If Louisville doesn't already have enough science behind its programs to plant more trees and coax cooler roofing and parking lots, new research out of the University of Hawaii offers another sobering look through a climate change crystal ball...
video: A new global study says deadly heat waves will grow in frequency, intensity and duration, affecting 75 percent of the world’s population if greenhouse emissions are not reduced. (June 19) AP
Without curbs on greenhouse gases, Louisville could experience as many as 92 days in 2100 with deadly heat and humidity. That's up from as many as 14 that we might have now, the study led by Camilo Mora, associate professor of geography at the University of Hawaii at Mānoa, found.
We're not alone.
Speical report:Our changing planet
Nearly three out of four people globally will be exposed to deadly heat waves by the end of the century under a business-as-usual approach to carbon gas pollution, according to the study, which was published in Nature Climate Change.

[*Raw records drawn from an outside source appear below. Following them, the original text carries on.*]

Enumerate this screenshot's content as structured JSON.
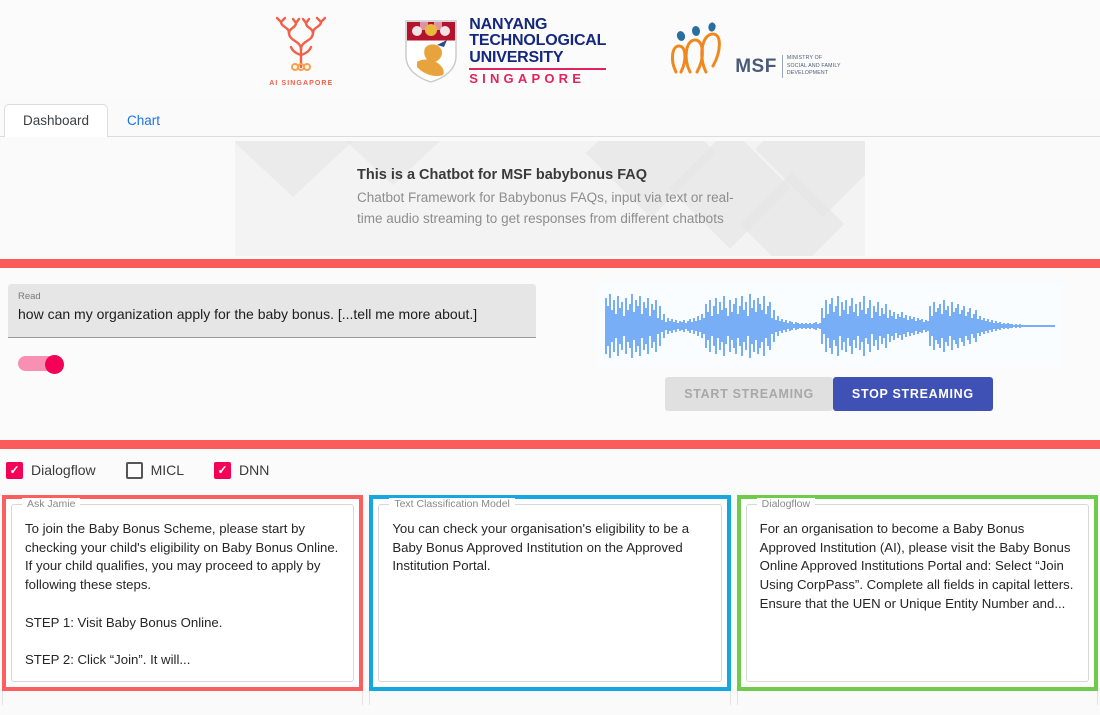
{
  "logos": {
    "aisg": {
      "name": "ai-singapore-logo",
      "wordmark": "AI SINGAPORE"
    },
    "ntu": {
      "name": "ntu-logo",
      "line1": "NANYANG",
      "line2": "TECHNOLOGICAL",
      "line3": "UNIVERSITY",
      "country": "SINGAPORE"
    },
    "msf": {
      "name": "msf-logo",
      "acronym": "MSF",
      "sub_line1": "MINISTRY OF",
      "sub_line2": "SOCIAL AND FAMILY",
      "sub_line3": "DEVELOPMENT"
    }
  },
  "tabs": [
    {
      "label": "Dashboard",
      "active": true
    },
    {
      "label": "Chart",
      "active": false
    }
  ],
  "hero": {
    "title": "This is a Chatbot for MSF babybonus FAQ",
    "subtitle": "Chatbot Framework for Babybonus FAQs, input via text or real-time audio streaming to get responses from different chatbots"
  },
  "input": {
    "label": "Read",
    "value": "how can my organization apply for the baby bonus. [...tell me more about.]",
    "placeholder": "Read",
    "toggle_on": true
  },
  "streaming": {
    "start_label": "START STREAMING",
    "stop_label": "STOP STREAMING",
    "start_disabled": true,
    "stop_active": true,
    "waveform_color": "#2b7fef"
  },
  "model_checkboxes": [
    {
      "label": "Dialogflow",
      "checked": true
    },
    {
      "label": "MICL",
      "checked": false
    },
    {
      "label": "DNN",
      "checked": true
    }
  ],
  "results": [
    {
      "legend": "Ask Jamie",
      "border_color": "#fa6060",
      "text": "To join the Baby Bonus Scheme, please start by checking your child's eligibility on Baby Bonus Online. If your child qualifies, you may proceed to apply by following these steps.\n\nSTEP 1: Visit Baby Bonus Online.\n\nSTEP 2: Click “Join”. It will..."
    },
    {
      "legend": "Text Classification Model",
      "border_color": "#16a6e0",
      "text": "You can check your organisation's eligibility to be a Baby Bonus Approved Institution on the Approved Institution Portal."
    },
    {
      "legend": "Dialogflow",
      "border_color": "#6ecb4b",
      "text": "For an organisation to become a Baby Bonus Approved Institution (AI), please visit the Baby Bonus Online Approved Institutions Portal and: Select “Join Using CorpPass”. Complete all fields in capital letters. Ensure that the UEN or Unique Entity Number and..."
    }
  ],
  "colors": {
    "divider_red": "#fb5b5b",
    "accent_pink": "#f50057",
    "primary_indigo": "#3f51b5",
    "link_blue": "#1a73e8"
  },
  "check_glyph": "✓"
}
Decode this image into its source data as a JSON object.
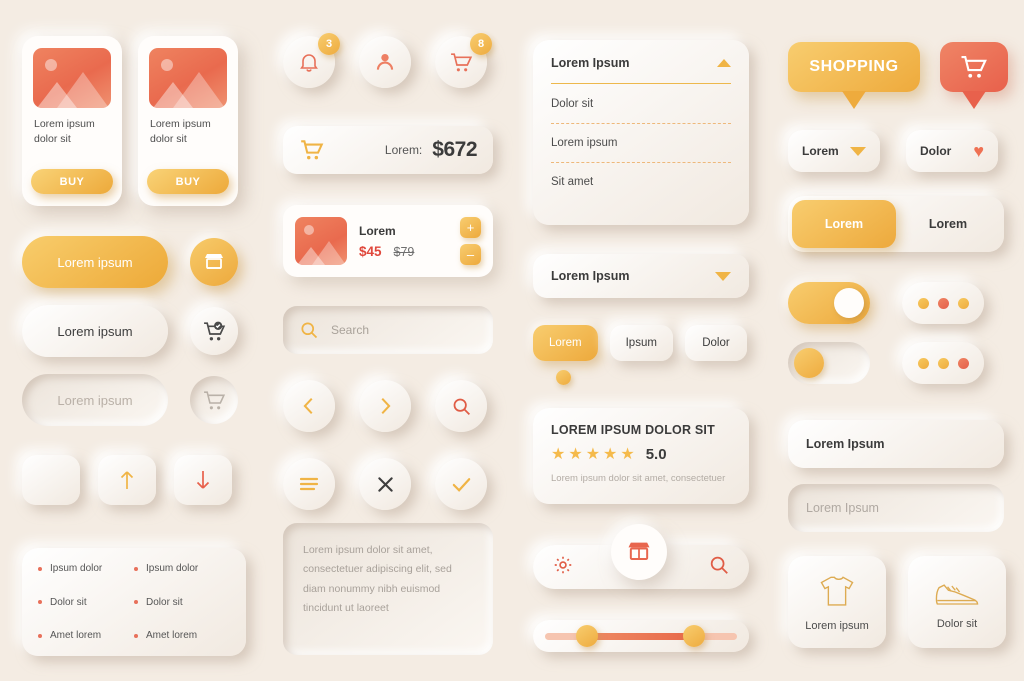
{
  "products": [
    {
      "title": "Lorem ipsum\ndolor sit",
      "button": "BUY"
    },
    {
      "title": "Lorem ipsum\ndolor sit",
      "button": "BUY"
    }
  ],
  "buttons": {
    "active_label": "Lorem ipsum",
    "normal_label": "Lorem ipsum",
    "disabled_label": "Lorem ipsum",
    "icons": [
      "store-icon",
      "cart-check-icon",
      "cart-icon"
    ]
  },
  "arrows": {
    "up": "arrow-up-icon",
    "down": "arrow-down-icon",
    "blank": "blank-icon"
  },
  "list_card": {
    "left": [
      "Ipsum dolor",
      "Dolor sit",
      "Amet lorem"
    ],
    "right": [
      "Ipsum dolor",
      "Dolor sit",
      "Amet lorem"
    ]
  },
  "top_icons": [
    {
      "name": "bell-icon",
      "badge": "3"
    },
    {
      "name": "user-icon",
      "badge": ""
    },
    {
      "name": "cart-icon",
      "badge": "8"
    }
  ],
  "total": {
    "label": "Lorem:",
    "value": "$672"
  },
  "cart_item": {
    "name": "Lorem",
    "price_new": "$45",
    "price_old": "$79",
    "plus": "+",
    "minus": "–"
  },
  "search": {
    "placeholder": "Search"
  },
  "nav_icons": [
    "chevron-left-icon",
    "chevron-right-icon",
    "search-icon",
    "menu-icon",
    "close-icon",
    "check-icon"
  ],
  "textarea": {
    "placeholder": "Lorem ipsum dolor sit amet, consectetuer adipiscing elit, sed diam nonummy nibh euismod tincidunt ut laoreet"
  },
  "accordion": {
    "header": "Lorem Ipsum",
    "items": [
      "Dolor sit",
      "Lorem ipsum",
      "Sit amet"
    ]
  },
  "select": {
    "value": "Lorem Ipsum"
  },
  "chips": [
    {
      "label": "Lorem",
      "active": true
    },
    {
      "label": "Ipsum",
      "active": false
    },
    {
      "label": "Dolor",
      "active": false
    }
  ],
  "review": {
    "title": "LOREM IPSUM DOLOR SIT",
    "score": "5.0",
    "stars": 5,
    "subtitle": "Lorem ipsum dolor sit amet, consectetuer"
  },
  "bottom_nav": {
    "left_icon": "gear-icon",
    "center_icon": "store-icon",
    "right_icon": "search-icon"
  },
  "slider": {
    "left_value": 22,
    "right_value": 77
  },
  "tooltips": {
    "shopping_label": "SHOPPING",
    "cart_icon": "cart-icon"
  },
  "dropdowns": [
    {
      "label": "Lorem",
      "icon": "triangle-down-icon"
    },
    {
      "label": "Dolor",
      "icon": "heart-icon"
    }
  ],
  "segment": [
    {
      "label": "Lorem",
      "active": true
    },
    {
      "label": "Lorem",
      "active": false
    }
  ],
  "fields": {
    "filled_value": "Lorem Ipsum",
    "empty_placeholder": "Lorem Ipsum"
  },
  "categories": [
    {
      "label": "Lorem ipsum",
      "icon": "tshirt-icon"
    },
    {
      "label": "Dolor sit",
      "icon": "sneaker-icon"
    }
  ],
  "colors": {
    "background": "#f4ece3",
    "amber": "#eeab3e",
    "amber_light": "#f8cd6f",
    "coral": "#e8604b",
    "coral_light": "#ef8566",
    "text": "#3b3b3b",
    "muted": "#b0a9a2"
  }
}
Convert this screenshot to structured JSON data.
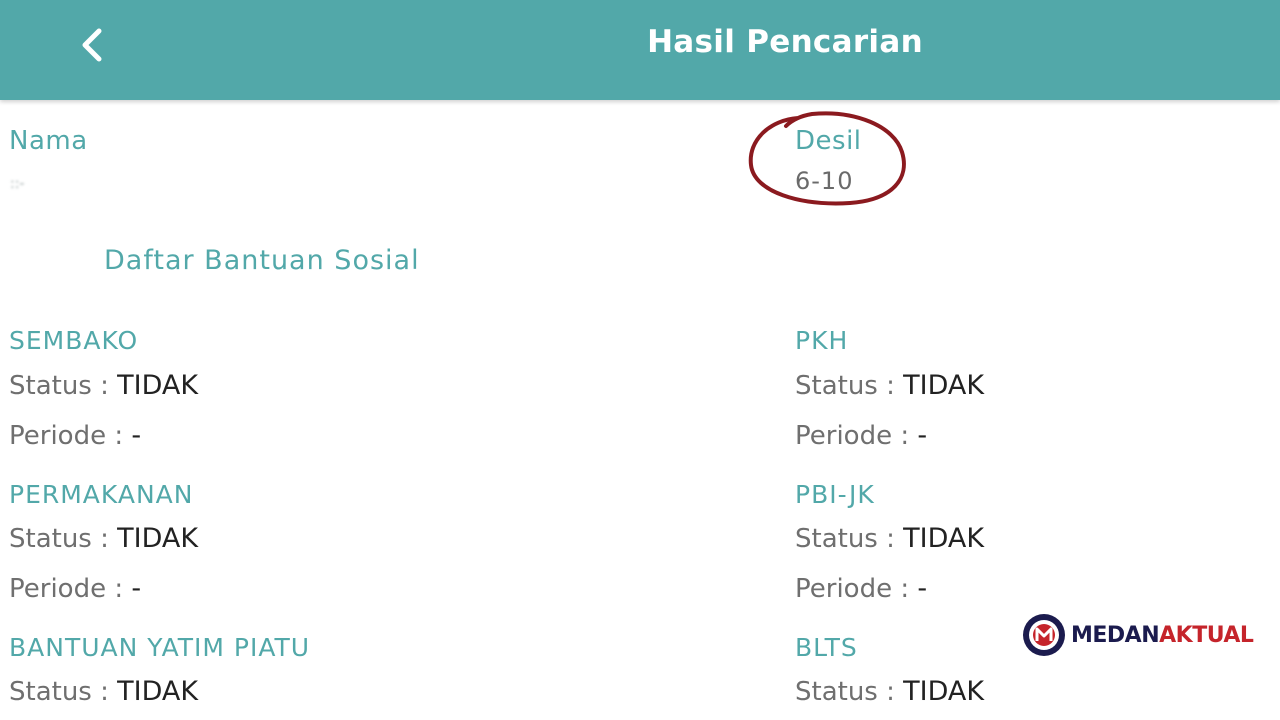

Even if emissions are aggressively reduced, the percentage of the world’s human population affected is expected to reach 48 percent, the researchers found.
“We are running out of choices for the future,” Mora said in a news release. “ Many people around the world are already paying the ultimate price of heat waves, and while models suggest that this is likely to continue, it could be much worse if emissions are not considerably reduced."
Humans can only function within a narrow range of core body temperatures around 98.6 degrees, she said. "Heat waves pose a considerable risk to human life because hot weather, aggravated with high humidity, can raise body temperature, leading to life-threatening conditions.”
The researchers made their work available on an interactive website that allows people to look at different heat-wave scenarios over the next eight decades. If emissions of heat-trapping gases such as carbon dioxide or methane aren't cut back, Louisville could experience 43 days of potentially deadly heat by 2050, just 33 years away.
With a moderate cut back, those numbers could drop to 23 potentially deadly days in 2050 and 45 days in 2100. Strong mitigation further pare potentially deadly days to 14.
Some people may be saying: "They can't even get the weather forecast right for a next week, so how can anyone make a heat wave forecast decades out? That's not what this research does, however. It's not a weather forecast.
The researchers found more than 1,900 cases of locations worldwide where high outdoor temperatures have killed people since 1980. They then identified thresholds beyond which temperatures and humidities become deadly, and used computer modeling to get a sense of how heat-trapping pollution might affect heat and public health in the future.
As the Washington Post reported, it is "difficult to say how many more deaths will occur as a result of the extreme heat; that depends on how human societies deal with the problem. Communities could try to lessen the risks by increasing the use of air conditioning or putting better heat warning systems in place."
In Louisville, we're planting at lot of trees, though we still don't have a comprehensive tree protection ordinance. An ordinance that would protect street trees in public rights of ways is winding through Metro Council.
The city also has also begun to offer incentives for cool roofing.
But this study's results are nothing new:
- A century of weather records analyzed by Keith Mountain at the Univesity of Louisville showed there likely no escape in Louisville from the fingerprints of climate change, and that going forward, we should see longer smog seasons and more health risks from heat.
- A 2009 study by the federal government found that if nothing were done about carbon emissions, temperatures in the Southeast could rise 9 degrees over 70 years.
- A 2012 study by the Natural Resources Defense Council estimated that 39 Louisville residents were already dying of heat-related problems. That number, the group concluded, could increase to 257 per year by roughly 2050 and total some 19,000 by 2100 - topping 40 large American cities.
- And don't forget how Georgia Tech professor Brian Stone Jr. put Louisville on the map for having the fastest growing urban heat island - you know, that difference between downtown and semi-rural or rural temperatures.
As the New Yorker concluded last year: Louisville "had quietly become the country’s worst example of what meteorologists call the urban heat-island effect, in which dark, paved surfaces absorb solar radiation, raising the temperature of the air around them."
The study out of Hawaii is just another data point in a changing world.
“Climate change has put humanity on a path that will become increasingly dangerous and difficult to reverse if greenhouse gas emissions are not taken much more seriously,” Mora said.